Building Your Personalised Checklist: A Step-by-Step Framework

Here is how to consolidate these metrics into a usable tool. You can use this structure to create your own filter on any screening platform.

Category Metric Conservative Criteria Aggressive Criteria Why It Matters
Valuation P/E Ratio Less than 20 (or < Index PE) Less than 40 (if PEG < 1.5) Prevents overpaying for hype.
Efficiency ROE > 15% > 20% Measures profit generation power.
Safety Debt-to-Equity < 0.5 < 1.0 Protects against rate hike cycles.
Growth Sales Growth (3Yr) > 8% > 15% Ensures business is expanding.
Cash Flow CFO vs EBITDA Positive & consistent Positive Profit must be real cash, not accounting entries.
Governance Promoter Pledging 0% < 5% Avoids promoter insolvency risk.
Liquidity Avg Daily Volume High (> 1 Lakh shares) Medium (> 20k shares) Ensures you can exit when needed.

Data Source: Standard financial ratios adapted for Indian market context FY 2025-26.

 

Important Notes on Taxes (FY 2025-26)

When screening for potential returns, remember to factor in taxes. As per the Finance Act 2024 (effective July 23, 2024), Long-Term Capital Gains (LTCG) on stocks held for more than 12 months are taxed at 12.5% on gains exceeding ₹1.25 lakh. Short-Term Capital Gains (STCG) are taxed at 20%. Your screening return expectations should be net of these taxes.

 

Conclusion

Creating a personalised stock-screening checklist is the difference between gambling and investing. It removes emotion from the equation and forces you to focus on facts. Whether you are filtering for the stability of a large bank or the agility of a niche IT player, your checklist ensures you only buy quality. Remember, the goal isn’t to find every winner, but to avoid the disastrous losers.

Ready to apply your new checklist? Open your PL Capital account today and access institutional-grade research and screening tools to build your wealth with confidence.

 

FAQs on Stock Screening Checklist

1. What is the ideal P/E ratio for Indian stocks in 2025?

There is no single “ideal” number, but the Nifty 50 P/E of approximately 22.5 (as of December 2025) serves as a benchmark. Value stocks often trade below 20, while high-growth companies can command P/Es of 40-50. Always compare a stock’s P/E to its industry average and its own historical median.

2. How does the ASM/GSM list affect stock screening?

Stocks placed in the Additional Surveillance Measure (ASM) or Graded Surveillance Measure (GSM) lists by SEBI/Exchanges have higher risk monitoring. For example, GSM Stage 3 stocks can only be traded once a week (Mondays). A robust checklist should generally exclude these stocks to avoid liquidity risks and regulatory restrictions.

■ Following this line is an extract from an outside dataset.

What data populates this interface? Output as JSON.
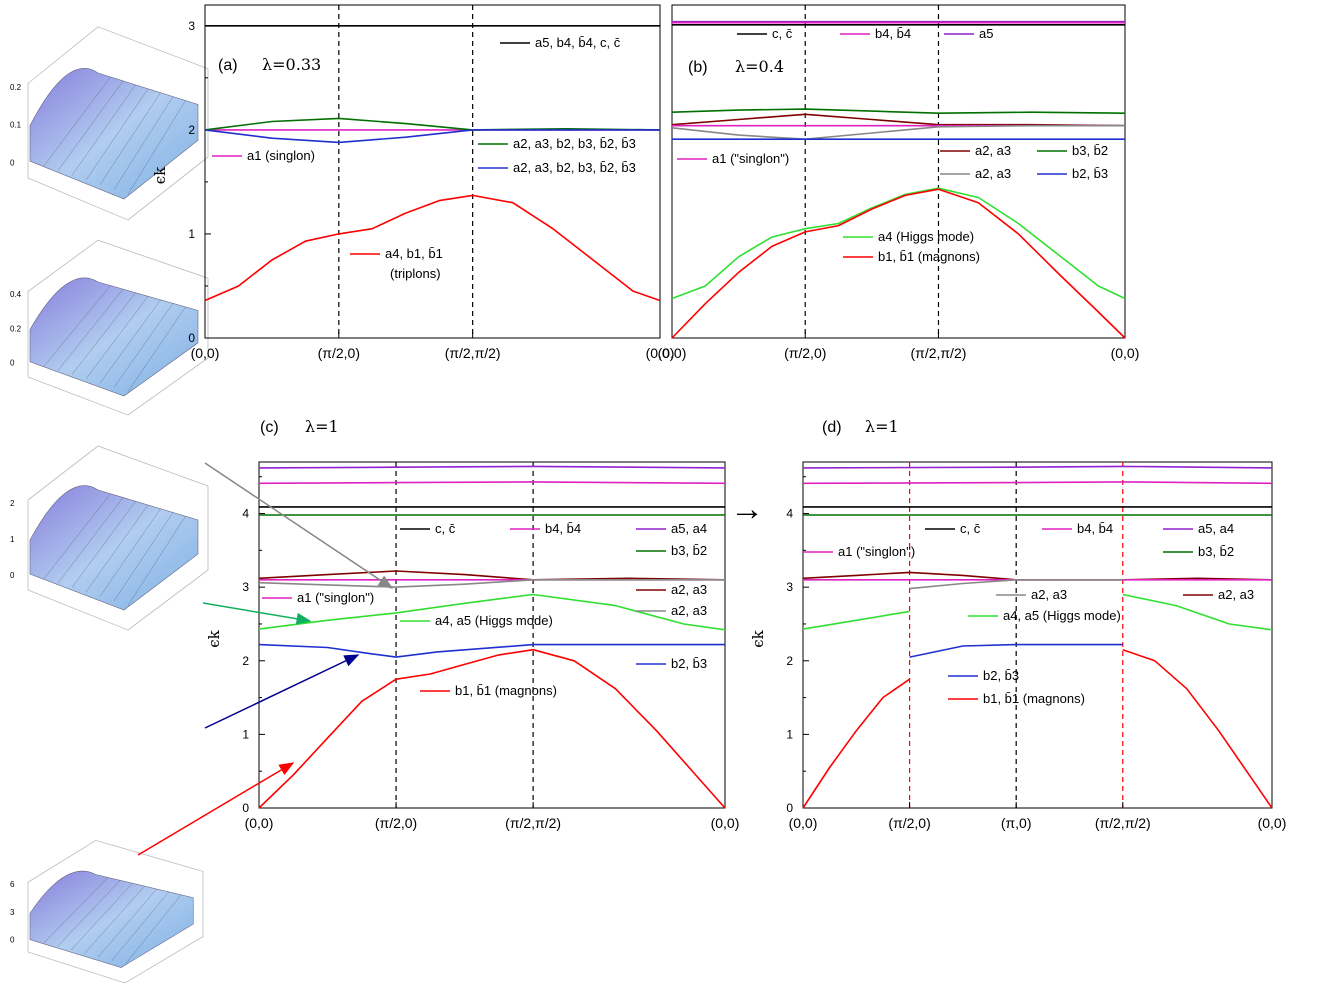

3. Can I use this checklist for penny stocks?

It is risky. Penny stocks often fail standard metric tests like consistent ROE or institutional holding. For small companies, prioritize “Cash Flow from Operations” and “Promoter Integrity” over simple P/E ratios. Also, verify they are not in the GSM list, which is common for penny stocks.

4. How do tax rates in FY 2025-26 impact my returns?

You must account for taxes to understand real returns. As of December 2025, Short-Term Capital Gains (STCG) are taxed at 20%, and Long-Term Capital Gains (LTCG) above ₹1.25 lakh are taxed at 12.5%. Your screening criteria for “Target Return” should be higher to cover these tax outflows.

5. Why is Promoter Pledging a red flag in India?

Promoter pledging implies the owners have taken personal loans using their shares as collateral. If the stock price falls, lenders may sell these pledged shares, causing a further price crash. A safe checklist typically filters out companies where pledging exceeds 5-10% of the promoter’s holding.